Pierre angulaire de l'État de droit, le juge, eu égard à son indépendance, son impartialité et, surtout, sa capacité à prononcer l'annulation des actes portant atteinte aux droits fondamentaux, est classiquement appréhendé comme « le mode de contrôle le plus abouti et le plus efficace »843(*). Parce que, sans sa présence, les droits et libertés sont menacés de rester platoniques, le juge est ainsi érigé au rang de pièce maîtresse du système institutionnel de garantie. Loin de demeurer purement théorique, cette conception du juge gardien privilégié des libertés fondamentales est largement corroborée par le droit positif congolais, du moins en théorie.

La réalité se dessine autrement en RDC. Victimes des exactions de toutes sortes de la part tant des détenteurs du pouvoir politique que du pouvoir économique pour ne citer que ceux-ci, la plupart des congolais ne peuvent malheureusement pas compter sur la justice officielle pour être rétablis dans leurs droits. Le nombre insuffisant des institutions judiciaires, leur mauvaise répartition sur le territoire national et le dysfonctionnement des audiences foraines, ... font de cette justice un luxe réservé à quelques citadins. Encore faut-il que ceux-ci non seulement aient une bonne connaissance du droit, qu'ils disposent des moyens conséquents pour satisfaire les appétits insatiables du personnel judiciaire et qu'ils n'aient pas à faire à des procédures complexes ou qui trainent indéfiniment en longueur. Tout cela ne garantit pas cependant l'exécution des décisions judiciaires qui pourraient être prononcées en leur faveur. Il y a là autant de raisons à la base de la persistance des juridictions de droit coutumier et de l'exploration des modes alternatifs des règlements des conflits.

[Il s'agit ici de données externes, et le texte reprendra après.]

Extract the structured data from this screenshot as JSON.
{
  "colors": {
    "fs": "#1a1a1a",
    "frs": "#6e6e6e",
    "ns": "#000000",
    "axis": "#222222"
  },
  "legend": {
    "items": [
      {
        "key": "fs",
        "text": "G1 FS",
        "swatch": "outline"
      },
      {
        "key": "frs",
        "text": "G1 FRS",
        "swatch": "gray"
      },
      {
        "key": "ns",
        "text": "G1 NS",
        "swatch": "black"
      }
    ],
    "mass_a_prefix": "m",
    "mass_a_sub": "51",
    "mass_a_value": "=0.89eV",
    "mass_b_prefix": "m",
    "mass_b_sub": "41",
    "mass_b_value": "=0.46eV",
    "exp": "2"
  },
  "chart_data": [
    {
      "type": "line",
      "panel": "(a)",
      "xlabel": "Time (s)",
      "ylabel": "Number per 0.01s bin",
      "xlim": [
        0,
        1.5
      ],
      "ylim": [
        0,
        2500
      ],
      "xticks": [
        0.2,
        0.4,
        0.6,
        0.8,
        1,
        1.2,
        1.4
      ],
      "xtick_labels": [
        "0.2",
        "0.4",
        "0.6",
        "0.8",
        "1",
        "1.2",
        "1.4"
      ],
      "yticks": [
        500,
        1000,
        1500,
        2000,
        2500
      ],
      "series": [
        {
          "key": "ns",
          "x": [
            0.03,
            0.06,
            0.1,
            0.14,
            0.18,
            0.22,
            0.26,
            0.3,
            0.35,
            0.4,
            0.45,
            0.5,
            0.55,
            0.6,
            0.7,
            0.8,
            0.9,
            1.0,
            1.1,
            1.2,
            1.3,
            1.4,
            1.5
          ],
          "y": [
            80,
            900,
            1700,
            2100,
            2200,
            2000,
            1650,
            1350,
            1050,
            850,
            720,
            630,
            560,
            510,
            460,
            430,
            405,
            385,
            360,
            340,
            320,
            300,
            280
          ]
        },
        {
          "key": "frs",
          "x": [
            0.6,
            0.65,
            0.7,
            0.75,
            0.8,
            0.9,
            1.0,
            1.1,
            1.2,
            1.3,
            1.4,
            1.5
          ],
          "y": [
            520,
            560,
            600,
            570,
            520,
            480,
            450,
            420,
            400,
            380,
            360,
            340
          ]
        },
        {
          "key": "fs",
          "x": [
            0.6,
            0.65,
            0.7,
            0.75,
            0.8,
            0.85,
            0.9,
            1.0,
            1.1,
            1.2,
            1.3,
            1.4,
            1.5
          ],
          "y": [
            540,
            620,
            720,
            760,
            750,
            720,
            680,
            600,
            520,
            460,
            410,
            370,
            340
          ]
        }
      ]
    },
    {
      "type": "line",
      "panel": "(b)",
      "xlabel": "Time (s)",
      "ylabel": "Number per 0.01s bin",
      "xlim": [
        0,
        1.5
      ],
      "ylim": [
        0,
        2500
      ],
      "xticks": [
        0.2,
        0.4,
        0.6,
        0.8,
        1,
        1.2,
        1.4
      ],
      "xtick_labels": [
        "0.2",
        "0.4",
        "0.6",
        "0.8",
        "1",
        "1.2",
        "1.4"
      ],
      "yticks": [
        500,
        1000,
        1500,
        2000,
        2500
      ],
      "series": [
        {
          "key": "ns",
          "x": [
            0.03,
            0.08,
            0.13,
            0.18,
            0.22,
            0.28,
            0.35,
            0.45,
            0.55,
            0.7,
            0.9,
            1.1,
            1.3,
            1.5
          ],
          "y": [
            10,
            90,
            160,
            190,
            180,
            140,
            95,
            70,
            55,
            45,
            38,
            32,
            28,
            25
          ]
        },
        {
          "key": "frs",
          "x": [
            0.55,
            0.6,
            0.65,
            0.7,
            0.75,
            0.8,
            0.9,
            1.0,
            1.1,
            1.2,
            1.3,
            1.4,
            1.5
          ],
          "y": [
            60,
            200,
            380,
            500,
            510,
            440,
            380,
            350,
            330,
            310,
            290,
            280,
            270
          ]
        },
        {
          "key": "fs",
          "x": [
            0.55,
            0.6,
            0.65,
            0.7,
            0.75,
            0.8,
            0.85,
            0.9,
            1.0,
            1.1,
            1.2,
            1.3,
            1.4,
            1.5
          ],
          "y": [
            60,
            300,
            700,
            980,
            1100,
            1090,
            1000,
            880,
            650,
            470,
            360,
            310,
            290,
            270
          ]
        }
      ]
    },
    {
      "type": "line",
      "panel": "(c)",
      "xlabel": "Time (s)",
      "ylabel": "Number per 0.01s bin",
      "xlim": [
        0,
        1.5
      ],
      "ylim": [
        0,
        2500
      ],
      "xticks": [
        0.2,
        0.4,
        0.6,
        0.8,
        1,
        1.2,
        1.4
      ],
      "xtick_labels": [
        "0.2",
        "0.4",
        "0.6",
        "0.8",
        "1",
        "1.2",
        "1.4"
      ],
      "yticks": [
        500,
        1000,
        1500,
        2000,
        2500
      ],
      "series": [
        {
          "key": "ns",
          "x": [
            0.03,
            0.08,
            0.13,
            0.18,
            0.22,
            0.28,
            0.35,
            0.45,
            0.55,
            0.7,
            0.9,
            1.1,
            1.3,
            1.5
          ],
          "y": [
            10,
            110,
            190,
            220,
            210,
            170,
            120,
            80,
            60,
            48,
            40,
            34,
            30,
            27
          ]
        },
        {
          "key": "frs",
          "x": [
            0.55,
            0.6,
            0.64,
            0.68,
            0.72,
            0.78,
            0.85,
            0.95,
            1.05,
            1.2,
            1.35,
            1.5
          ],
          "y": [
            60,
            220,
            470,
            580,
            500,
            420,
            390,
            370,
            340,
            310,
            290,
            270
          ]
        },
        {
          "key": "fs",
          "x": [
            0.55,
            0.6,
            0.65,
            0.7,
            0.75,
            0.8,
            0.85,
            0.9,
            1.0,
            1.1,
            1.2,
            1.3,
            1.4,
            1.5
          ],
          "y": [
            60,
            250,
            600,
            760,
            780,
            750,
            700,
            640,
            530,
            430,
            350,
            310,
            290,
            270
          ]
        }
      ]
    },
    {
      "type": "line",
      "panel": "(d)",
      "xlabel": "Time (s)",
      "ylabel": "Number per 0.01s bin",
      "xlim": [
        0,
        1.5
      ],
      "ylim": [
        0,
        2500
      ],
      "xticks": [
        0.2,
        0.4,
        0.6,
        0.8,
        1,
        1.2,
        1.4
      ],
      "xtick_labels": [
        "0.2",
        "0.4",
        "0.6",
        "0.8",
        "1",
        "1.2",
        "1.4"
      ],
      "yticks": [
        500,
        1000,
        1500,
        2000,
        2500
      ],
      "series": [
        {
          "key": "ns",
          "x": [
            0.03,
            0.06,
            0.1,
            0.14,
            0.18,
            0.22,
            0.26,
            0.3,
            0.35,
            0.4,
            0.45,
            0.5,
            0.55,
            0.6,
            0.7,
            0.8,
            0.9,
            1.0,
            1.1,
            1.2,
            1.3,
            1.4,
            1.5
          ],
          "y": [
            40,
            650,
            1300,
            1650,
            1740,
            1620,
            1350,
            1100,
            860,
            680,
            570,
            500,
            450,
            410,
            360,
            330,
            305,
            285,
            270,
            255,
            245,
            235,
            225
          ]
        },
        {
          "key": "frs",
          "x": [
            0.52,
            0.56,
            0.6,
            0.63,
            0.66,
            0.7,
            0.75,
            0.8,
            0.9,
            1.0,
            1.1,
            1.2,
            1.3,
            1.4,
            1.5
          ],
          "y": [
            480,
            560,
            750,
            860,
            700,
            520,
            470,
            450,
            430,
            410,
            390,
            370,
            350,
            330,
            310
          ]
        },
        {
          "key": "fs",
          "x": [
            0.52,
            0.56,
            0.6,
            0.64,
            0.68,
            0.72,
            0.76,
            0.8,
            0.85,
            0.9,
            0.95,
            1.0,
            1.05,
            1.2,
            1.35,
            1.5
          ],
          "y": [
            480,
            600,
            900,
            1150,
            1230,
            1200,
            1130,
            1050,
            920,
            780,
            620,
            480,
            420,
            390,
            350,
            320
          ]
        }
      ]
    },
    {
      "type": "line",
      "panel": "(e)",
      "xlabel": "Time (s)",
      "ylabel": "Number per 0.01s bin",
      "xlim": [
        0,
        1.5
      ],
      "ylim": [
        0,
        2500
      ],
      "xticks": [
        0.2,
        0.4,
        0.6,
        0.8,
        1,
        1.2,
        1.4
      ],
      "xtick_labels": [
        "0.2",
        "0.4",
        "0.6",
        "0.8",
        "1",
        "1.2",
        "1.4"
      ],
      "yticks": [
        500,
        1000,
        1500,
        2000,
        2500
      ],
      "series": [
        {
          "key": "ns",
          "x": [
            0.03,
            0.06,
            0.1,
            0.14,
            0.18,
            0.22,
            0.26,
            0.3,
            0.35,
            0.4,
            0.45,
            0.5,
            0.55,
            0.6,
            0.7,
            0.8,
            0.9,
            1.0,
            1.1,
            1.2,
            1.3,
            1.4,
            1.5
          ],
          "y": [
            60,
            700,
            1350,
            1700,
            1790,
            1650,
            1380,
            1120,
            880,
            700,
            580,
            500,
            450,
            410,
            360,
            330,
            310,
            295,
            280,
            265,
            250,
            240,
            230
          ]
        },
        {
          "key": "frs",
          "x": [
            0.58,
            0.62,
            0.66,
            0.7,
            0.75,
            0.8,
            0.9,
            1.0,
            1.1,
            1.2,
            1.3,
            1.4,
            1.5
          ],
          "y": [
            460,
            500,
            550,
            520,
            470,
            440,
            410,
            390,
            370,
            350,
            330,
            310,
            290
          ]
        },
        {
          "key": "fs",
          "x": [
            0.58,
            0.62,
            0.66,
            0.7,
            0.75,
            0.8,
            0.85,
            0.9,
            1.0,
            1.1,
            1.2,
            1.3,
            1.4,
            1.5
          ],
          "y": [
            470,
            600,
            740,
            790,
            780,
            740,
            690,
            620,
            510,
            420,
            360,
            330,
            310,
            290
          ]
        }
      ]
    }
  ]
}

Pourtant, dans un système administratif comme celui de la RDC où l'exigence de la démocratie à la base requiert également le recours constant aux pratiques démocratiques, l'exercice de la liberté de manifestation devrait être regardée comme l'affaire de tous et à tous les niveaux.

Si la justice est rendue en RDC au nom du peuple par des organes étatiques institués à cet effet, la qualité du service qu'ils rendent en cette matière n'est pas à l'abri des critiques les plus virulentes (§2) ; et pourtant, c'est par le droit fondamental au juge que se mesure l'effectivité d'un droit ou d'une norme qui la consacre (§1), ainsi que le démontrent les sursauts réalisés dans les droits positifs des autres pays. Cette modalité de protection a fait l'objet de développements constants, traduction d'une recherche d'effectivité toujours plus grande des droits de la personne humaine, par la mise en oeuvre des recours spéciaux devant le juge (§3) ; nous allons explorer tant les recours spéciaux prévus dans les pays de la comparaison que celui consacré récemment en droit positif congolais. En outre, le juge, à travers son oeuvre, est appelé à intervenir efficacement dans l'exercice de la liberté de manifestation (§4).

§1. La recherche d'effectivité de la garantie juridictionnelle par le prisme du droit fondamental au juge

Classiquement appréhendé comme le « Corollaire indispensable de l'État de droit »844(*), le « droit des droits »845(*) ou, encore, le « bouclier des autres droits fondamentaux »846(*), le droit au juge847(*) constitue la pierre angulaire de l'édifice des droits fondamentaux848(*). Parce que sans son affirmation les droits et libertés courent le risque de se retrouver orphelins de toute protection, celui-ci « devient le premier des droits fondamentaux dont l'effectivité doit être à son tour assurée »849(*).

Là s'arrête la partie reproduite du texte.